Будто море меня целовало в глаза.

Фосфорической пены цвело озаренье,

Животворная, вечная та бирюза.

И когда месяцами, тупея от гнева,

Океан атакует коралловый риф,

Я не верил, что встанет Пречистая Дева,

Звездной лаской рычанье его усмирив.

Понимаете, скольких Флорид я коснулся?

Там зрачками пантер разгорались цветы,

Ослепительной радугой мост изогнулся,

Изумрудных дождей кочевали гурты.

Я узнал, как гниет непомерная туша,

Содрогается в неводе Левиафан,

Как волна за волною вгрызается в сушу,

Как таращит слепые белки океан.

Как блестят ледники в перламутровом полдне,

Как в заливах, в лиманной грязи, на мели

Змеи вяло свисают с ветвей преисподней

И грызут их клопы в перегное земли.

Покажу я забавных рыбешек ребятам,

Золотых и поющих на все голоса,

Перья пены на острове, спячкой объятом,

Соль, разъевшую виснущие паруса.

Убаюканный морем, широты смешал я,

Перепутал два полюса в тщетной гоньбе.

Прилепились медузы к корме обветшалой.

И, как женщина, пав на колени в мольбе,

Загрязненный пометом, увязнувший в тину,

В щебетанье и шорохе маленьких крыл,

Утонувшим скитальцам, почтив их кончину,

Я свой трюм, как гостиницу на ночь, открыл.

Но, укрывшись в той бухте лесистой и снова

В море выброшен крыльями мудрой грозы,

Не замечен никем с монитора шального,

Не захвачен купечеством древней Ганзы,

Лишь всклокочен, как дым, и, как воздух, непрочен,

Продырявив туманы, что мимо неслись,

Накопивший — поэтам понравится очень! —

Лишь лишайники солнца и мерзкую слизь,

Убегавший в огне электрических скатов

За морскими коньками по кипени вод,

С вечным звоном в ушах от громовых раскатов,

Когда рушился ультрамариновый свод,

Сто раз крученый-верченый насмерть в мальстреме.

Захлебнувшийся в свадебных плясках морей,—

Я, прядильщик туманов, бредущий сквозь время,

О Европе тоскую о древней моей.

Помню звездные архипелаги, но снится

Мне причал, где неистовый мечется дождь,

Не оттуда ли изгнана птиц вереница,

Золотая денница, Грядущая Мощь?

Слишком долго я плакал! Как юность горька мне,

Как луна беспощадна, как солнце черно!

Пусть мой киль разобьет о подводные камни,

Захлебнуться бы, лечь на песчаное дно!

Ну, а если Европа, то пусть она будет,

Как озябшая лужа, грязна и мелка,

Пусть на корточках грустный мальчишка закрутит

Свой бумажный кораблик с крылом мотылька.

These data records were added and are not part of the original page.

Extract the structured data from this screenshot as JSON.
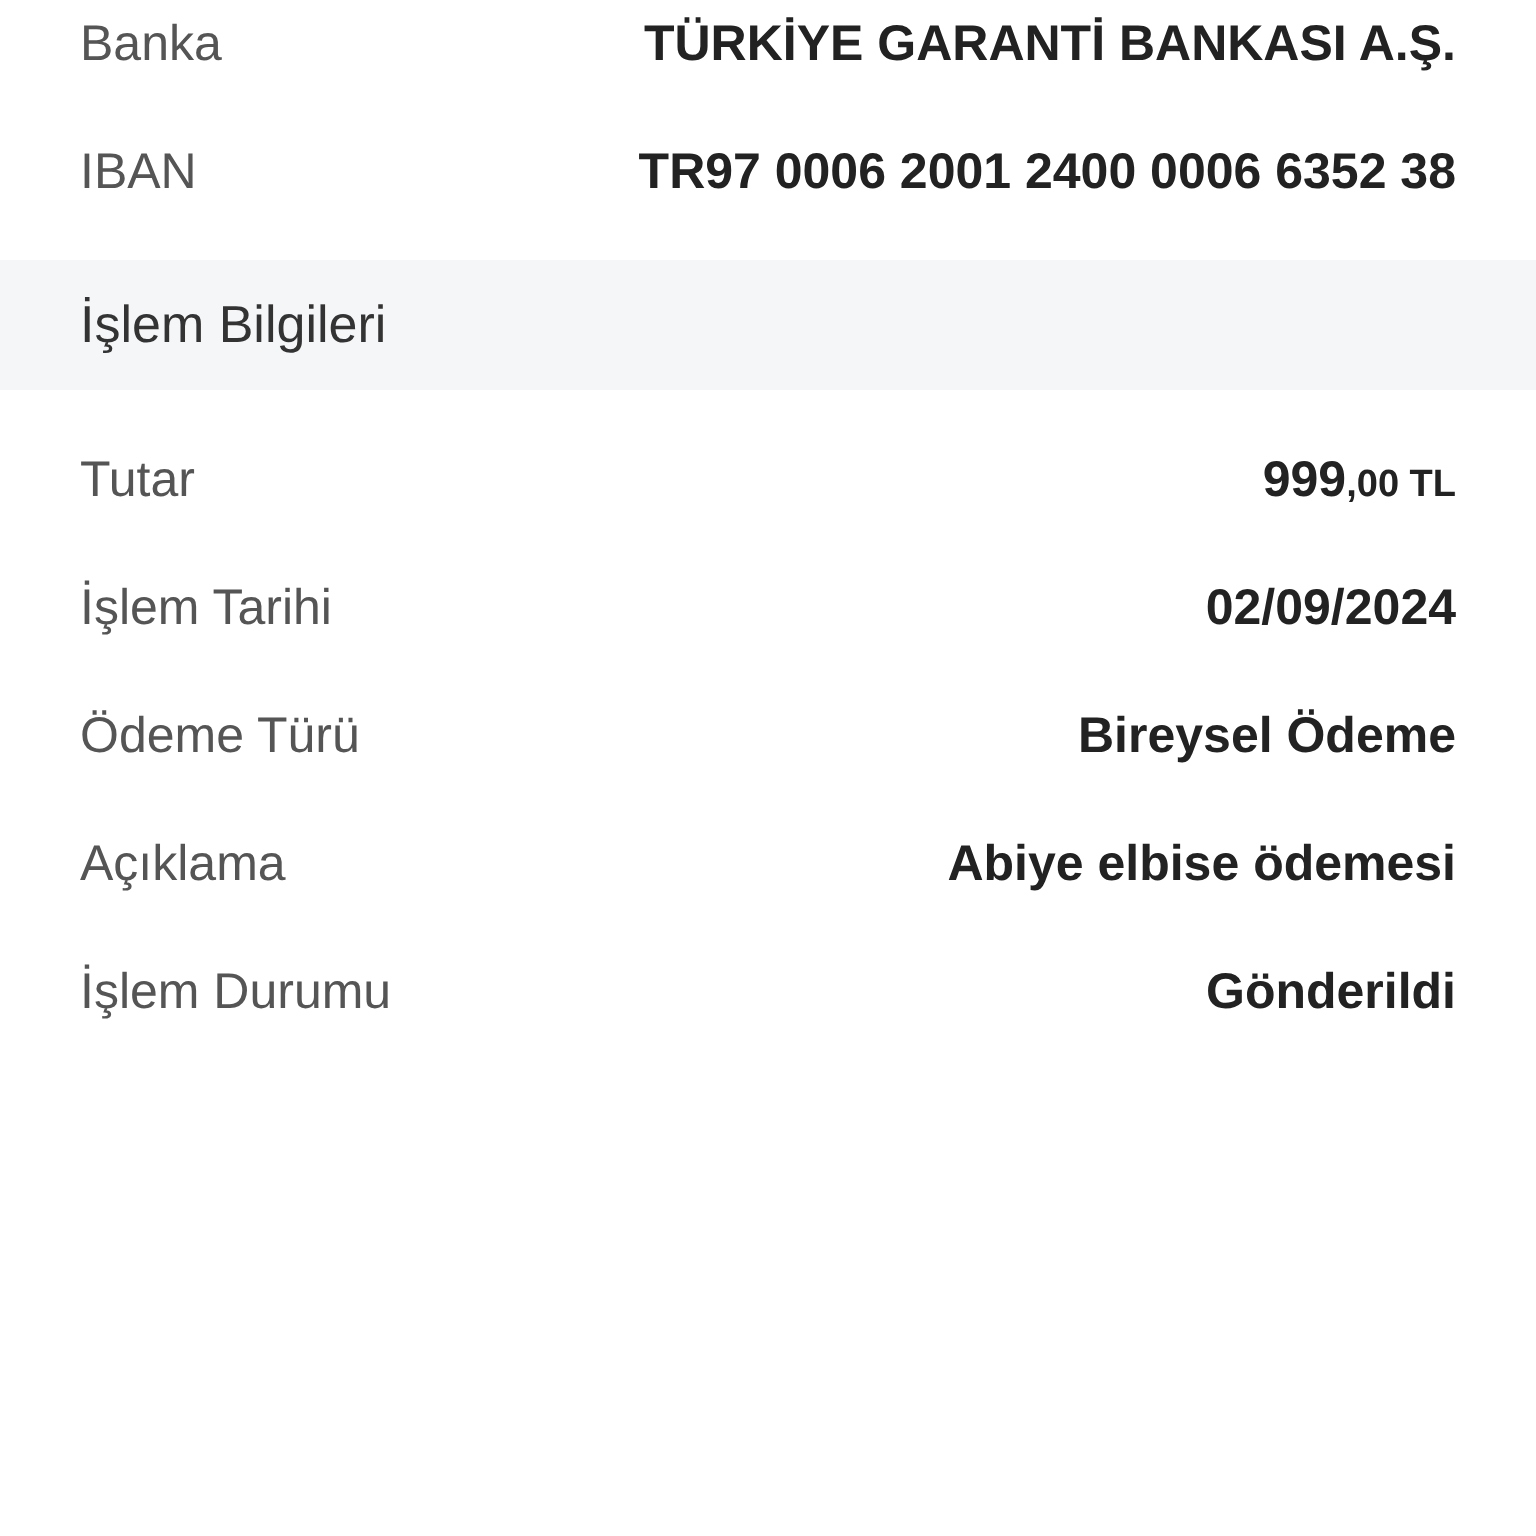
{
  "account_rows": [
    {
      "label": "Banka",
      "kind": "text",
      "value": "TÜRKİYE GARANTİ BANKASI A.Ş."
    },
    {
      "label": "IBAN",
      "kind": "text",
      "value": "TR97 0006 2001 2400 0006 6352 38"
    }
  ],
  "section": {
    "title": "İşlem Bilgileri",
    "rows": [
      {
        "label": "Tutar",
        "kind": "amount",
        "value": "999",
        "minor": ",00 TL"
      },
      {
        "label": "İşlem Tarihi",
        "kind": "text",
        "value": "02/09/2024"
      },
      {
        "label": "Ödeme Türü",
        "kind": "text",
        "value": "Bireysel Ödeme"
      },
      {
        "label": "Açıklama",
        "kind": "text",
        "value": "Abiye elbise ödemesi"
      },
      {
        "label": "İşlem Durumu",
        "kind": "text",
        "value": "Gönderildi"
      }
    ]
  }
}
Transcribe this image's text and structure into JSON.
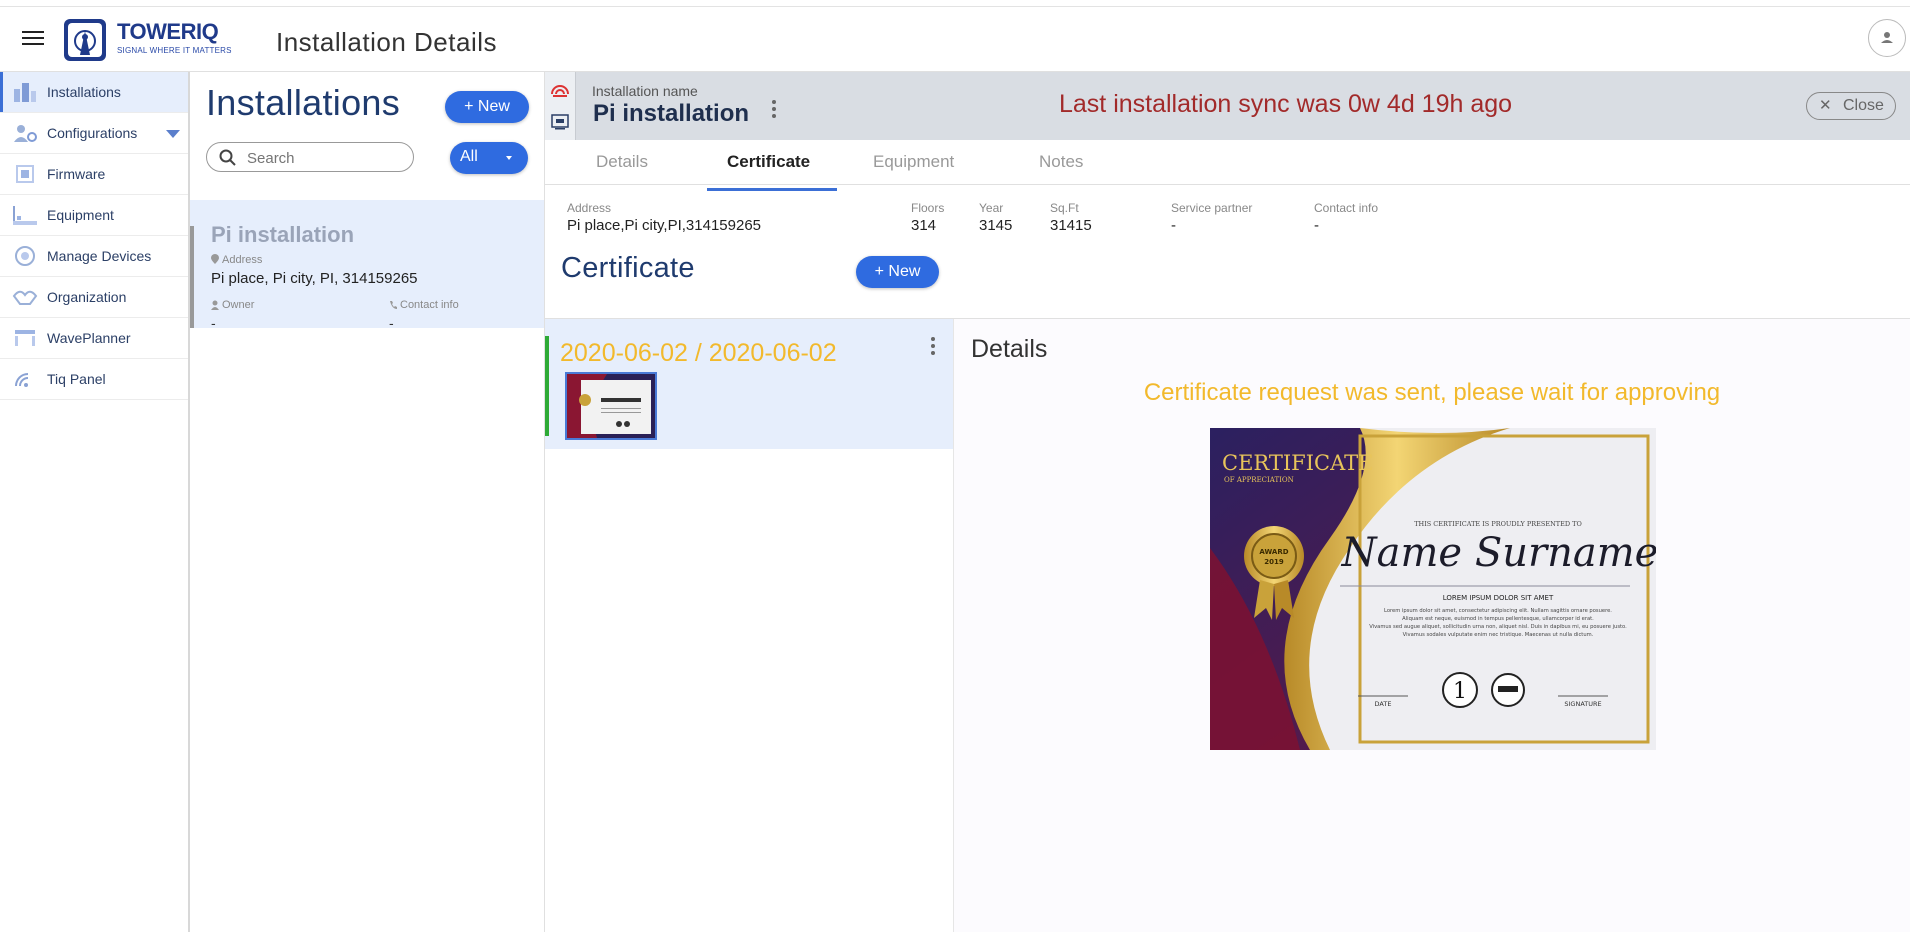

Надоела мне зыбь этой медленной влаги,

Паруса караванов, бездомные дни,

Надоели торговые чванные флаги

И на каторжных страшных понтонах — огни!

Гийом Аполлинер

333. МОСТ МИРАБО

Под мостом Мирабо вечно новая Сена.

               Это наша любовь

               Для меня навсегда неизменна,

Это горе сменяется счастьем мгновенно.

               Снова пробило время ночное.

               Мое прошлое снова со мною.

И глазами в глаза, и сплетаются руки.

               А внизу под мостом —

               Волны рук, обреченные муке,

И глаза, обреченные долгой разлуке.

               Снова пробило время ночное.

               Мое прошлое снова со мною.

А любовь — это волны, бегущие мимо.

               Так проходит она.

               Словно жизнь, ненадежно хранима,

Иль Надежда, скользящая необгонимо.

     Снова пробило время ночное.

               Мое прошлое снова со мною.

Дни безумно мгновенны, недели мгновенны,

               Да и прошлого нет.

               Все любви невозвратно забвенны…

Под мостом круговерть убегающей Сены.

               Снова пробило время ночное.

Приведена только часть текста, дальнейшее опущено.